Les parents de Roseline, Jean et Jiona, ont quant à eux émigré en Nouvelle-Calédonie dans les années 1970, « lors du boom du nickel », pour ouvrir un restaurant sino-polynésien à Nouméa. Y retourner pour célébrer les obsèques de son père, voilà deux ans, aurait « déclenché une réflexion » l’ayant conduite à ouvrir Tea Apo au mois de septembre 2025.
Enseignement
Élevée dans ce théâtre permanent qu’est la cuisine d’un restaurant familial, Roseline Lilin avait en effet fait le choix de s’éloigner des fourneaux. « Arrivée en Métropole en 1987 », pour suivre des études supérieures à Grenoble puis au Havre, elle a ensuite dirigé des établissements d’enseignement agricole, à la Réunion et en Nouvelle-Calédonie. Ne se sentant « plus en phase avec les valeurs de [s]on pays », elle avait obtenu en 2005 une mutation à Tours, puis, ces dernières années, à Oeyreluy, comme directrice adjointe du lycée agricole Hector-Serres.

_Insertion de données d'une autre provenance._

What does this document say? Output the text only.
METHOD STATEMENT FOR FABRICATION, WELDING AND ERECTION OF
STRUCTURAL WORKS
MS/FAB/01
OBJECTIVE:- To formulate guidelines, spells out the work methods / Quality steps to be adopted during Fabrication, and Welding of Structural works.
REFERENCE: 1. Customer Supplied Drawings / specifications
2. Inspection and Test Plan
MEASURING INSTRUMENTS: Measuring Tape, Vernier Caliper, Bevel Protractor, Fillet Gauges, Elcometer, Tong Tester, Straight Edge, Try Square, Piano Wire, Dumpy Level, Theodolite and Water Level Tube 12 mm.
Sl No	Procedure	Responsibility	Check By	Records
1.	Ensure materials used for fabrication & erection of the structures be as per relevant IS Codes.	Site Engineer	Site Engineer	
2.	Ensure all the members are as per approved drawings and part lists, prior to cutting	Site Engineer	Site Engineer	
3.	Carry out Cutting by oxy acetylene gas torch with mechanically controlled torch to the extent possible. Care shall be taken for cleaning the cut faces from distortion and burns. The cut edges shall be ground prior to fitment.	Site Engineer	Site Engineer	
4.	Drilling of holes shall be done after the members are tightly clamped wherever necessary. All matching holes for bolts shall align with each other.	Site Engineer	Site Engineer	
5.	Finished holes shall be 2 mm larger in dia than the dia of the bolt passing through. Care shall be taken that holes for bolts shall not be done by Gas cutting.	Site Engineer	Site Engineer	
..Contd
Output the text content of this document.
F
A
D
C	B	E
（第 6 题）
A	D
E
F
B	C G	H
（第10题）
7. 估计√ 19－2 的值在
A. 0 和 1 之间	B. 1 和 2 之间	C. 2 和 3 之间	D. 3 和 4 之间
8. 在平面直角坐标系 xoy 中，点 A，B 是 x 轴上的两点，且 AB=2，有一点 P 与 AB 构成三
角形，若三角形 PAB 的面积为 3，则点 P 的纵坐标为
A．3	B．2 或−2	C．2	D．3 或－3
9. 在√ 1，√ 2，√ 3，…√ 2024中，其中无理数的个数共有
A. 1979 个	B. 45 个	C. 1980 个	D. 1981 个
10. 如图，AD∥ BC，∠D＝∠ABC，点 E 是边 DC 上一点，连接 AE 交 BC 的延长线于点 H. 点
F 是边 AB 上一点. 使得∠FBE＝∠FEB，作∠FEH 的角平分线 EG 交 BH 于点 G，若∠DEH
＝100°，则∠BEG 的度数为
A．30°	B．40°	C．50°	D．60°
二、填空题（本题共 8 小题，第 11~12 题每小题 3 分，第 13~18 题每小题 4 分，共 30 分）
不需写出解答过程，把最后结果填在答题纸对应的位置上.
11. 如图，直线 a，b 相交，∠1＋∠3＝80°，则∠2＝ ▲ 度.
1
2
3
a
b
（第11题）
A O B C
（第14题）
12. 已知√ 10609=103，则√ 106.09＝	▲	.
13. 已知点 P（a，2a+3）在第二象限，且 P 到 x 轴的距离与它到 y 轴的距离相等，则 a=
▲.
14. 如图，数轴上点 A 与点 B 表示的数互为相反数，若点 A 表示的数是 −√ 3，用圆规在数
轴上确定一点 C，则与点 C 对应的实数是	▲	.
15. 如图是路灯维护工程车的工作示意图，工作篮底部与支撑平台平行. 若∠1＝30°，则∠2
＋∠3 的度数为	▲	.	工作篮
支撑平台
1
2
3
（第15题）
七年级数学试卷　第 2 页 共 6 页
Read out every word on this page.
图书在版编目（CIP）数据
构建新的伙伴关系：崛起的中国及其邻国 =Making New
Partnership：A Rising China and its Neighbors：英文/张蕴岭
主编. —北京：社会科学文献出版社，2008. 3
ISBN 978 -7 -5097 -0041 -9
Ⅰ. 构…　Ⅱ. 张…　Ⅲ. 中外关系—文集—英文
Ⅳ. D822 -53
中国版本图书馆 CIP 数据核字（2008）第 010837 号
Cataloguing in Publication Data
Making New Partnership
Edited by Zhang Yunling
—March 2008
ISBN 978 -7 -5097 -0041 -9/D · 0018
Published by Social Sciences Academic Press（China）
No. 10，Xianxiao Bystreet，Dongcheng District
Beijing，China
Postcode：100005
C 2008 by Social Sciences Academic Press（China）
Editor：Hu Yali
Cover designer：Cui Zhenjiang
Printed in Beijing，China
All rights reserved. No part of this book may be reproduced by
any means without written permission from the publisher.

Désespérée d’avoir à « remplir des dossiers plutôt que de faire de la pédagogie » jusqu’à ce que la retraite vienne, cette « fonctionnaire d’État » a trouvé du réconfort dans les carnets de recettes de sa famille. Ouvrir les pages lui a fait humer les odeurs de ses années d’enfance. Ce parfum du lait de coco qui lui sert à cuisiner le po’e, un dessert traditionnel. Ces poivres chinois et ces épices du Pacifique qui embaument de chaque « siu maï », des bouchées cuites à la vapeur. Cette coriandre et ces autres herbes fraîches qui se lovent avec des viandes dans un « gua bao » à croquer.
« Avec ‘’30 variétés de thés chinois’’ de six couleurs différentes, Roseline fait également de son service ‘’gong fu cha’’ une véritable cérémonie d’embarquement »
Ces « recettes de famille », Roseline et les autres femmes de Tea Apo les proposent dans leur local traversant de 130 mètres carrés donnant sur la place du Légionnaire, avec 22 couverts pour le déjeuner et une terrasse aménagée pour les beaux jours. Cherchant à « faire découvrir des goûts que les Landais ne connaissent pas », la Sino-polynésienne ne propose pas un exotisme de pacotille. Elle rappelle simplement qu’un plat est un récit de voyage et qu’un thé n’est pas qu’une boisson.